= Max Thornburg =

Max Weston Thornburg (October 10, 1892 – September 21, 1962) was an American petroleum executive and government adviser. He was a petroleum adviser to the United States Department of State and a senior oil executive for the Standard Oil of California (SOCAL) and California-Texas Oil Company, Ltd. (Caltex) in the Middle East including Bahrain and Iran. He was a special assistant to the Undersecretary of State from 1941 to 1943 during World War II.

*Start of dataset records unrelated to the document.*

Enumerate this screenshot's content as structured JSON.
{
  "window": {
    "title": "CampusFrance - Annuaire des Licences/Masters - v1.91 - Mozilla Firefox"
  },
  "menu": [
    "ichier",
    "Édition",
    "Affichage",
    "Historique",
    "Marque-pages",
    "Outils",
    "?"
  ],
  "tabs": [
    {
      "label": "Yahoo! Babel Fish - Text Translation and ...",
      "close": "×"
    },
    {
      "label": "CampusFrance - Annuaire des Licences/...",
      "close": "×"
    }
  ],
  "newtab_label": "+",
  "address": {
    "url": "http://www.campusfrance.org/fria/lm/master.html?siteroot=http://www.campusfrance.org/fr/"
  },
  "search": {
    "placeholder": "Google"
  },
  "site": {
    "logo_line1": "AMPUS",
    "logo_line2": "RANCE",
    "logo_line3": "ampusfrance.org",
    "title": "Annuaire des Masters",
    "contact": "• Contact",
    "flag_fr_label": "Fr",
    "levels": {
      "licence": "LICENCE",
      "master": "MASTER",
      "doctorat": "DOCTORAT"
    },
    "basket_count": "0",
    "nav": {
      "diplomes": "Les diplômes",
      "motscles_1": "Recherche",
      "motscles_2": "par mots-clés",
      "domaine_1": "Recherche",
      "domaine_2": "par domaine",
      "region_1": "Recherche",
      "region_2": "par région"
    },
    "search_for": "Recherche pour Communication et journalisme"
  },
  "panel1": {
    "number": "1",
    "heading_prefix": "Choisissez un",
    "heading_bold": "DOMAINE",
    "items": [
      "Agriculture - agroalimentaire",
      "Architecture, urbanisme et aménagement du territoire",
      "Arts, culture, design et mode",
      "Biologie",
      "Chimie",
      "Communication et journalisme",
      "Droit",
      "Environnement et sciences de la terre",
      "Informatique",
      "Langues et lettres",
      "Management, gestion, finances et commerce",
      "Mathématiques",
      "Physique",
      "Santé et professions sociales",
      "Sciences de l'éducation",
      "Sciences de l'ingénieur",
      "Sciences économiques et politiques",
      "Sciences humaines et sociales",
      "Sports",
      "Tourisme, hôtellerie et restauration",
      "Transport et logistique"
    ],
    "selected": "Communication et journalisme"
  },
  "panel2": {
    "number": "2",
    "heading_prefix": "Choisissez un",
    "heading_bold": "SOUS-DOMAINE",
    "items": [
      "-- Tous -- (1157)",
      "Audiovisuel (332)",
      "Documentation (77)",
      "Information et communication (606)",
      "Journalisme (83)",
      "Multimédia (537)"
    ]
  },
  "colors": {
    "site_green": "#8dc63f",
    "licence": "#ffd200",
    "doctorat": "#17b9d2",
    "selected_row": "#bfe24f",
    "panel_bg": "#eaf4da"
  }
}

==Early life and education==

Thornburg was born in Long Beach, California to Eva Louise (née Holbrook) and Charles Hix Thornburg. He married Leila Baldwin Berry on March 30, 1918, in Lynchburg, Virginia. Leila's father, Rufus Albert Berry, was in the real estate business and also the postmaster in Berkeley, California.

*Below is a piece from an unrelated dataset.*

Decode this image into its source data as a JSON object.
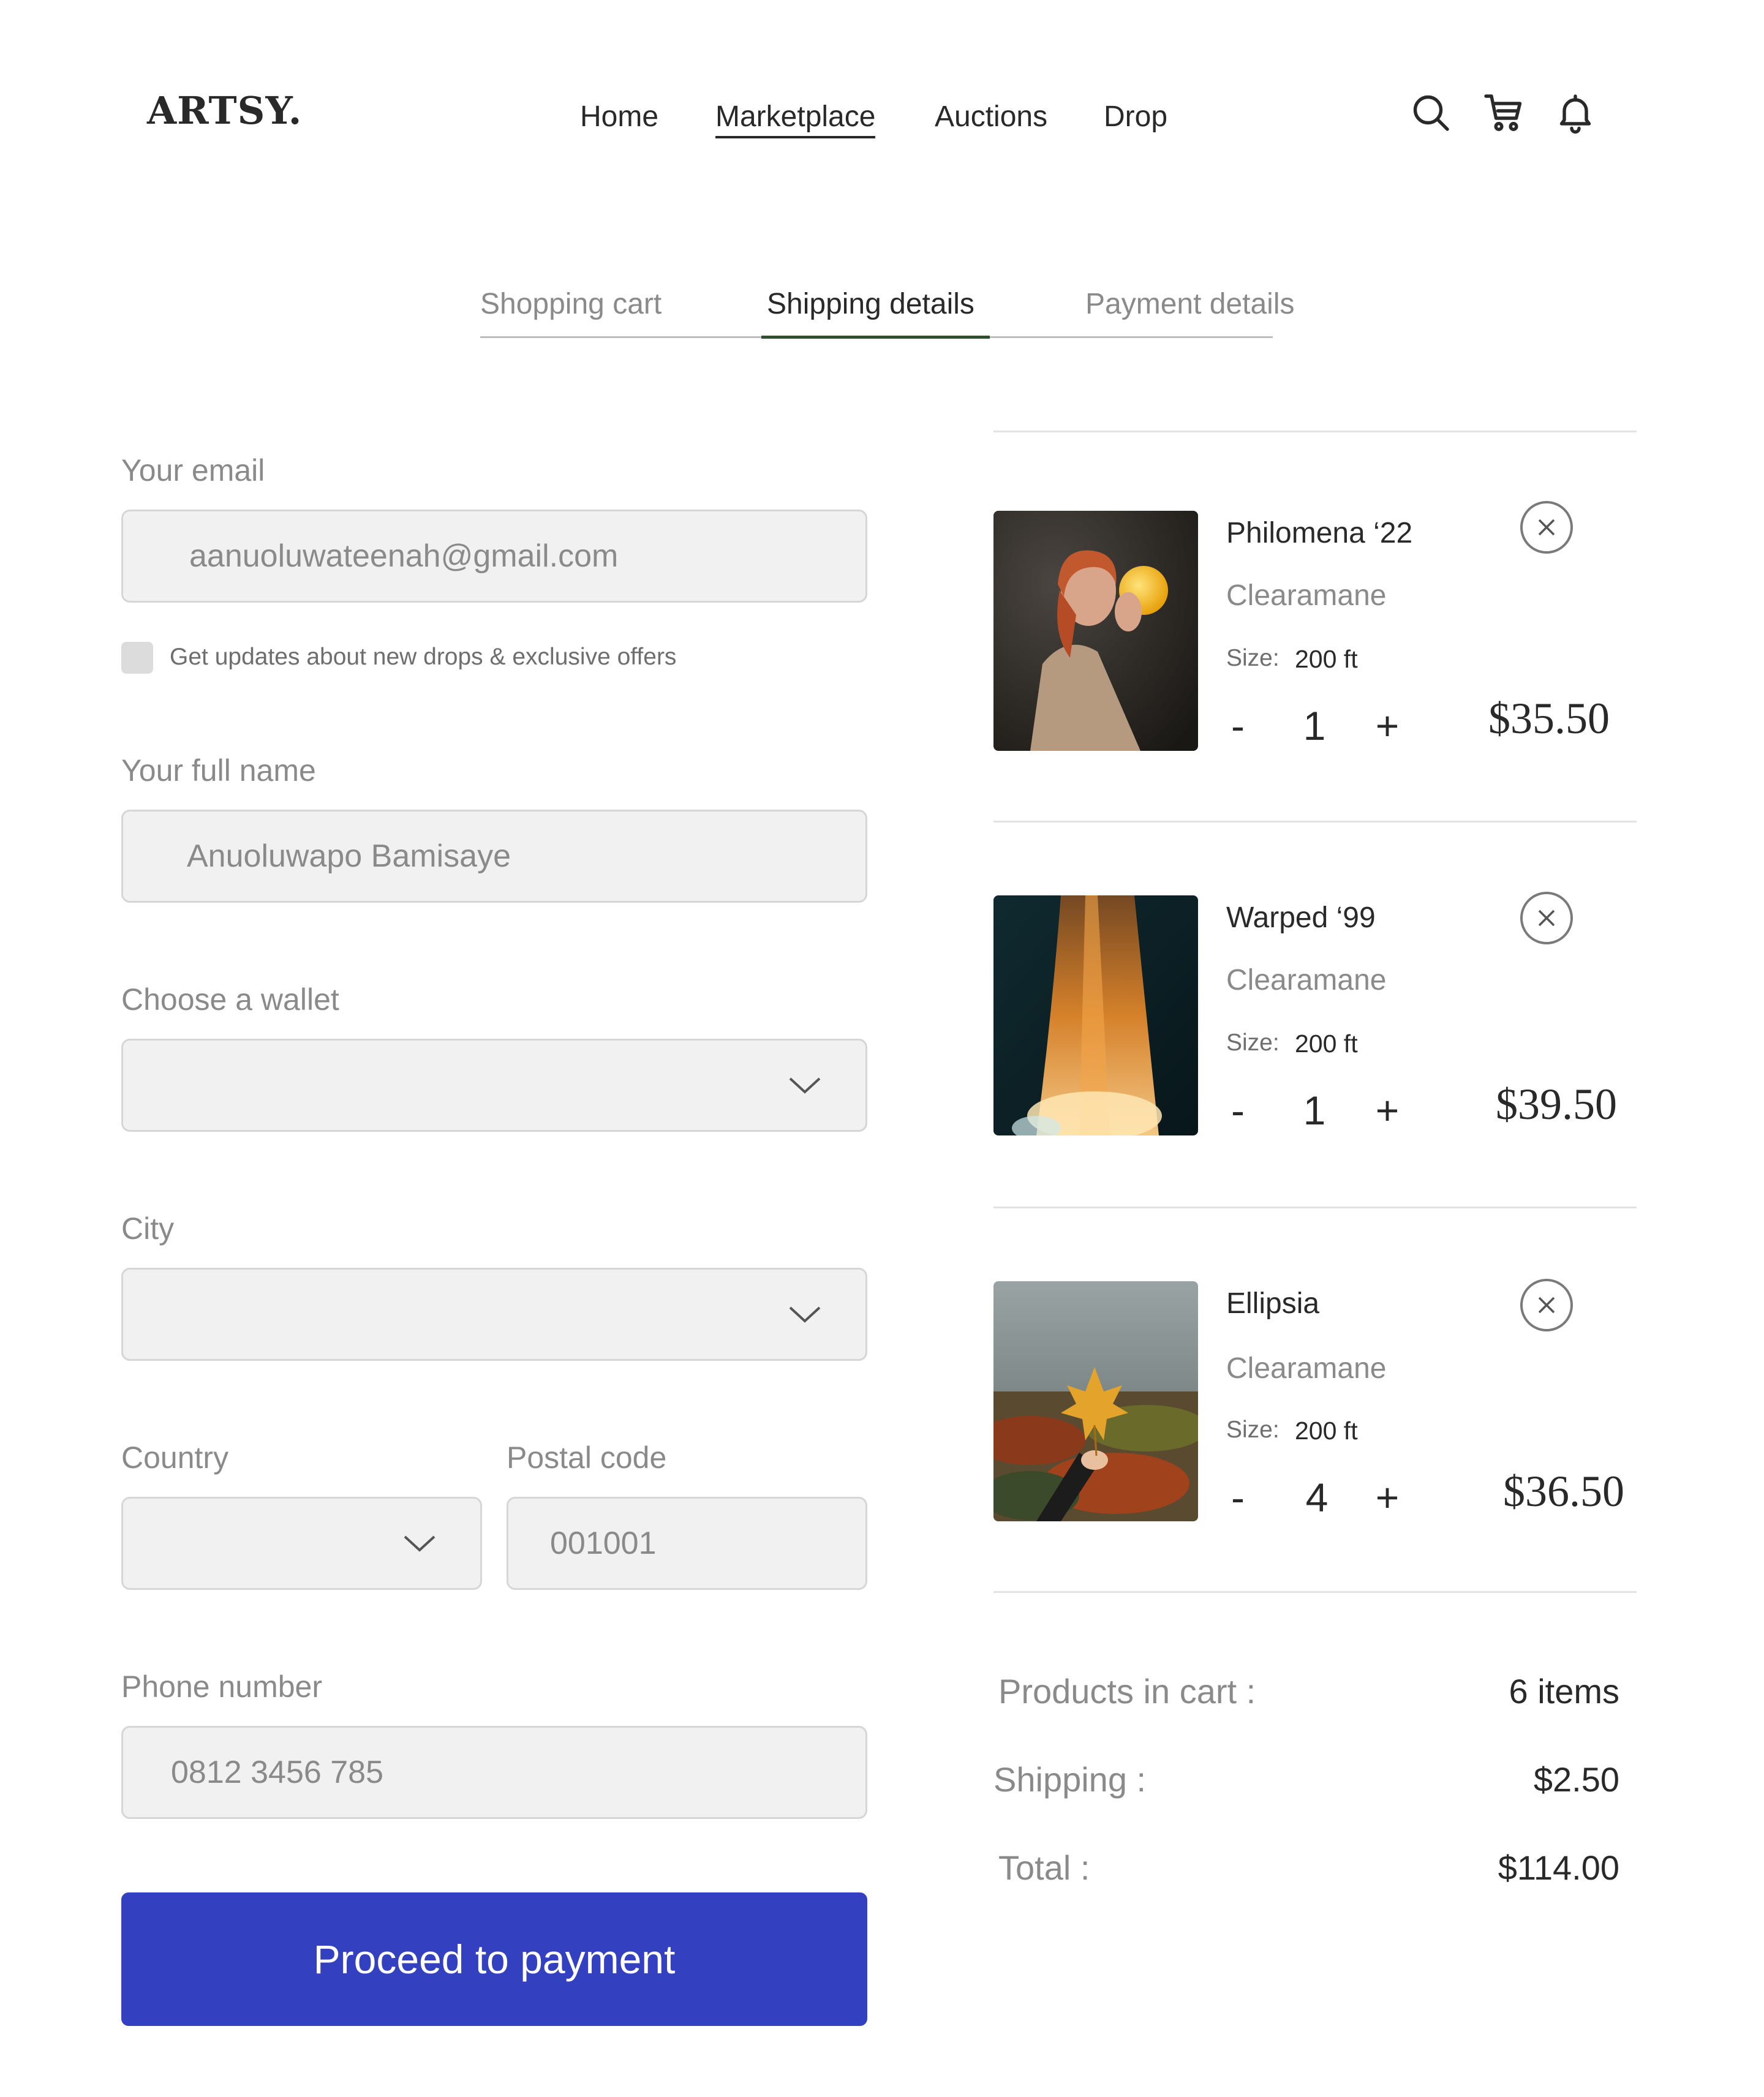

Thornburg received a Bachelor of Arts degree from the University of California, Berkeley in 1917, and then a Bachelor of Science (1921), and a degree in chemical engineering (1933), both from UC Berkeley. He also did post-graduate work at the University of Grenoble in 1919. He served in the United States Army from 1917 to 1920, stationed at Camp Lewis, Washington, and in France. He was discharged with the rank of captain.

==Career==
In June 1936 the Standard Oil Company of California (SOCAL; later Chevron) and the Texas Corporation (Texaco) formed a new entity called California-Texas Oil Company, Ltd. (CALTEX), to market and distribute the crude oil produced by SOCAL east of the Suez Canal and the refined products produced at their new refinery being built on Bahrain Island. Thornburg was named a vice-president of the new entity, CALTEX. James Andrew Moffett, II., was named the chairman, as well as a director, and Howard M. Herron was president. In the 1930s, the ruler of Bahrain lent Umm as Sabaan island as a gift to Thornburg. He cultivated the northern part of the island and lived with his wife there many months every year. In 1958, the Thornburgs returned the island.

Thornburg was named as a "special consultant on international petroleum matters," by Secretary of State Cordell Hull, in August 1941, to serve under Harold L. Ickes, Secretary of the Interior and defense oil coordinator. Thornburg was to keep Ickes informed of the international aspects and problems of petroleum, which was crucial to the war effort both overseas and domestically to keep supplies flowing.

Thornburg died in Santa Monica, California at age 69. He was survived by his wife, Leila (née Berry) Thornburg (September 21, 1893 – October 13, 1969). They had three children, Roann (1919–1983), Priscilla (1922–1988), and Russell (1927–1989).